Occurs in the wetter regions of eastern and northern South Africa, with nothing south of the Kei river. Usually found in moist soil, along forest margins, watercourses, riverine fringe thicket and also in dry sandy riverbeds.
Flower - Fruit
Small, inconspicuous yellow-green flowers appear in clusters. The sexes are different but can appear on the same tree. Generally from late winter through to autumn.
Fruits are small round green berries on very short stalks, borne from Jan - June, ranging from dark purple to black as they ripen.
An excellent pioneer tree and often the first to appear in disturbed areas.
The young leaves are eaten as a spinach by Zulus.
The wood is light pink but has no commercial value other than fruit-boxes.
Commonly seen in Krantzkloof and have been introduced for shade and bird-life at Nkutu picnic site.

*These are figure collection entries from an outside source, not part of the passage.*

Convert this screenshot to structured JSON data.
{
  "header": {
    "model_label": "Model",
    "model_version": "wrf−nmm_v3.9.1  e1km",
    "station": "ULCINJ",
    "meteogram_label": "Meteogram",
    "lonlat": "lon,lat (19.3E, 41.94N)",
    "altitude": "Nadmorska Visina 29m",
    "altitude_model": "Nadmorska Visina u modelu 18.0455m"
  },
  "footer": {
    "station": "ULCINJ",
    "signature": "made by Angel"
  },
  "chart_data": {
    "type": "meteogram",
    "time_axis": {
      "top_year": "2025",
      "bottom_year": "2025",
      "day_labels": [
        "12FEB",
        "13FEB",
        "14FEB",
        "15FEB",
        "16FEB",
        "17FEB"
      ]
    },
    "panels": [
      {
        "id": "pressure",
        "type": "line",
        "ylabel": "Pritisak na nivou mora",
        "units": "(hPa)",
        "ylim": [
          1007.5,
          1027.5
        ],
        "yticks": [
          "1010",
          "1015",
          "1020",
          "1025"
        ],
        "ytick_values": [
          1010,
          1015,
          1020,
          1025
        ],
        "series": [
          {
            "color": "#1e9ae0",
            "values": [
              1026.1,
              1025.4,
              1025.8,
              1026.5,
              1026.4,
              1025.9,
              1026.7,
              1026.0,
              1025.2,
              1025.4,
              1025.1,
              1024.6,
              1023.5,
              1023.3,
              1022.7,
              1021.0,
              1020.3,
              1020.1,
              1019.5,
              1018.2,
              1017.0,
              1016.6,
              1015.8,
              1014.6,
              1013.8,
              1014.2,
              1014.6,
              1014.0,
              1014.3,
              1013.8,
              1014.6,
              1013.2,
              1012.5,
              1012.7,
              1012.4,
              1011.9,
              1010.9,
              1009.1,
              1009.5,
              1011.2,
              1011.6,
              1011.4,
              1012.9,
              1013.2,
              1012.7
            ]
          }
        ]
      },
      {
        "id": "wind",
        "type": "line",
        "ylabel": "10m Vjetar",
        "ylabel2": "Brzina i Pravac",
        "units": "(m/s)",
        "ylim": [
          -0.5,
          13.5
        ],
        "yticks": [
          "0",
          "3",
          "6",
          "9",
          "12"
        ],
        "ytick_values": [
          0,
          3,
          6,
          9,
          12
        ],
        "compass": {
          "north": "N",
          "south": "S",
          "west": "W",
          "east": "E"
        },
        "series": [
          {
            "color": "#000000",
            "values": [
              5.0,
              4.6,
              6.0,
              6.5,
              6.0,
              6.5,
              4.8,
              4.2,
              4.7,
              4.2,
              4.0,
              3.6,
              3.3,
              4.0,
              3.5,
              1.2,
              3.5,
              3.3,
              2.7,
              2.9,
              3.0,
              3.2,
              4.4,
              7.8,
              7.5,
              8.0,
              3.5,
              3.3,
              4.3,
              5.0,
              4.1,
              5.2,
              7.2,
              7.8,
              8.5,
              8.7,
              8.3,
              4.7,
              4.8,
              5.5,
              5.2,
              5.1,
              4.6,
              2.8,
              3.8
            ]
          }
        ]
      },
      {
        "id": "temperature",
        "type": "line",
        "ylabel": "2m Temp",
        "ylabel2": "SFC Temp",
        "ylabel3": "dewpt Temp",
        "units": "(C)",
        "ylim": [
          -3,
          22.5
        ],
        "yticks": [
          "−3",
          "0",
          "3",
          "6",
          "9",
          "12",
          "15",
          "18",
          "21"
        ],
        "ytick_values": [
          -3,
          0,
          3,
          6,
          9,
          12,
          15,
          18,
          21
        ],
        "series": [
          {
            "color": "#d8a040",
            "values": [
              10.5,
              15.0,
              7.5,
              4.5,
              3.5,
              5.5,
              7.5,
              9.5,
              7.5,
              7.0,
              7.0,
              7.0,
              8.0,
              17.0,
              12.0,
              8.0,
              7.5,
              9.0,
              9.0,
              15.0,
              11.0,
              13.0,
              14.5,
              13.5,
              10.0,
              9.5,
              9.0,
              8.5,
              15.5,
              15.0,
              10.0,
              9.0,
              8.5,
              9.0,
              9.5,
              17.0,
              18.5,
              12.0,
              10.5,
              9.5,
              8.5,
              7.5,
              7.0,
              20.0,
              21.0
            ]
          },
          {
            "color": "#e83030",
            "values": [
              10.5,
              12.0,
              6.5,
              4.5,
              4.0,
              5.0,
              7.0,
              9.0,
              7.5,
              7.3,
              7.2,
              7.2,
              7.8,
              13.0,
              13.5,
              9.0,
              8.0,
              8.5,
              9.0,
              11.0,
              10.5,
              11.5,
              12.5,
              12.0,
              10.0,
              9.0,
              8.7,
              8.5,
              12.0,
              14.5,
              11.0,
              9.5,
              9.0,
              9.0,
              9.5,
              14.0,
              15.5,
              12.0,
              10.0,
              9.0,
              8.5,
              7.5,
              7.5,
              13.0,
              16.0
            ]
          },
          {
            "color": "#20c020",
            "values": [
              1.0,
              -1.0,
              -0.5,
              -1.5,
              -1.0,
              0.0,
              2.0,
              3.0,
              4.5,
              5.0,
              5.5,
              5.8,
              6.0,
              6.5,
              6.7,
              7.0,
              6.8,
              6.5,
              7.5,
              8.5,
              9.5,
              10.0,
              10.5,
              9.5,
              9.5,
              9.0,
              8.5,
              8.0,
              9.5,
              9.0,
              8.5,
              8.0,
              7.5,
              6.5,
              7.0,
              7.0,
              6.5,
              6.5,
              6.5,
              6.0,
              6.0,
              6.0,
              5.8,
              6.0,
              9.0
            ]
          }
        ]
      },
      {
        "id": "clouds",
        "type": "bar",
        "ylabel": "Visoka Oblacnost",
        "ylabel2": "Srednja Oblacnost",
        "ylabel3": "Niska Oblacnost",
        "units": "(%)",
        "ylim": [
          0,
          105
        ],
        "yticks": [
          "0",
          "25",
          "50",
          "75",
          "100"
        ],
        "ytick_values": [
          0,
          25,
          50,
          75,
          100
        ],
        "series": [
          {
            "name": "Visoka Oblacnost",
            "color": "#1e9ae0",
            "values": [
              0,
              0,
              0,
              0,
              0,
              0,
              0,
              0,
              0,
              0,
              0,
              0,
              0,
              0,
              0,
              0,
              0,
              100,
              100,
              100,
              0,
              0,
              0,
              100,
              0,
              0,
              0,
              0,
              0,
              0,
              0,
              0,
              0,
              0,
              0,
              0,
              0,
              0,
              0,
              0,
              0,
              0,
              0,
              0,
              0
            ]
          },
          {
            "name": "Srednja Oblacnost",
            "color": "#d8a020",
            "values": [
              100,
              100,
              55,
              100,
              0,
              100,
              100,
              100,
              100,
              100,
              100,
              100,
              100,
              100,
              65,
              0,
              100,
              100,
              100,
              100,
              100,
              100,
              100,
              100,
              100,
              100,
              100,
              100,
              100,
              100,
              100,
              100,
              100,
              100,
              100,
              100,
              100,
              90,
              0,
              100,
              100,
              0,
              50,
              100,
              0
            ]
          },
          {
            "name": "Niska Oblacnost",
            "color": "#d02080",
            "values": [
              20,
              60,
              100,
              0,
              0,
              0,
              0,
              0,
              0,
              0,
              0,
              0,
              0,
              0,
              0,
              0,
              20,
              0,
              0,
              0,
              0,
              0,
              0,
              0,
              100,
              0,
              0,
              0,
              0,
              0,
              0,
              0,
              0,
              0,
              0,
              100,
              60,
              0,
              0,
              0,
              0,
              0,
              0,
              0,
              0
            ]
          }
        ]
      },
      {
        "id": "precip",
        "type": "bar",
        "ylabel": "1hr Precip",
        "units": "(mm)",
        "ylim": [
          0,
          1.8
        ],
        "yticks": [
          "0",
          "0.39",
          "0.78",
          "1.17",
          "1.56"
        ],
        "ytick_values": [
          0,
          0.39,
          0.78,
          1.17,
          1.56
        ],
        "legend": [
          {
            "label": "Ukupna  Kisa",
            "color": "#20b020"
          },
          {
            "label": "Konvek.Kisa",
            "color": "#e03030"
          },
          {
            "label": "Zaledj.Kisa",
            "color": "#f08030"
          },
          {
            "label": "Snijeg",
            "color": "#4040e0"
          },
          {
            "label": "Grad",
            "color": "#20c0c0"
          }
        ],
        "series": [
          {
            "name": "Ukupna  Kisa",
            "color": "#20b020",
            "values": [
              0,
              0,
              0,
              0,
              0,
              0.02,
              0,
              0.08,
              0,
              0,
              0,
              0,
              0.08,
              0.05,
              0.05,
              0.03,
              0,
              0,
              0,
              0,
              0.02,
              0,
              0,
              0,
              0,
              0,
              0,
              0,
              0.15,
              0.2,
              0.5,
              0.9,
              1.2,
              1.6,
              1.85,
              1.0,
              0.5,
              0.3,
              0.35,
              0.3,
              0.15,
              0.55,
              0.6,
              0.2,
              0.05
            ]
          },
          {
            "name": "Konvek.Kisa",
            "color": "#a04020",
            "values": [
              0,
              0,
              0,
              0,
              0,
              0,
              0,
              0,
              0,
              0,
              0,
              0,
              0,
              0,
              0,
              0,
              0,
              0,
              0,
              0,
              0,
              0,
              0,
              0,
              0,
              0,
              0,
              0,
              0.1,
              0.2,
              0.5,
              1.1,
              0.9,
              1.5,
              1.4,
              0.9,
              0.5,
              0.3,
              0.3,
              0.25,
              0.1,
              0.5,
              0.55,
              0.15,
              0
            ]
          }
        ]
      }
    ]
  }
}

There is always a dead branch somewhere on a Pigeonwood, which attracts barbets and woodpeckers. The fastest growing of all indigenous trees with a record of 7m in a year. Bees pollinate the flowers and birds such as white-eyes, canaries, robins, starlings, sunbirds, doves, swallows and pigeons eat the fruits, also by fruit bats. Many butterfly species use Trema as a larval food plant.
Easily confused with Celtis africana but the main difference is the leaves of Trema orientalis are serrated around the entire margin whereas in the Celtis the serrations are only on the upper half.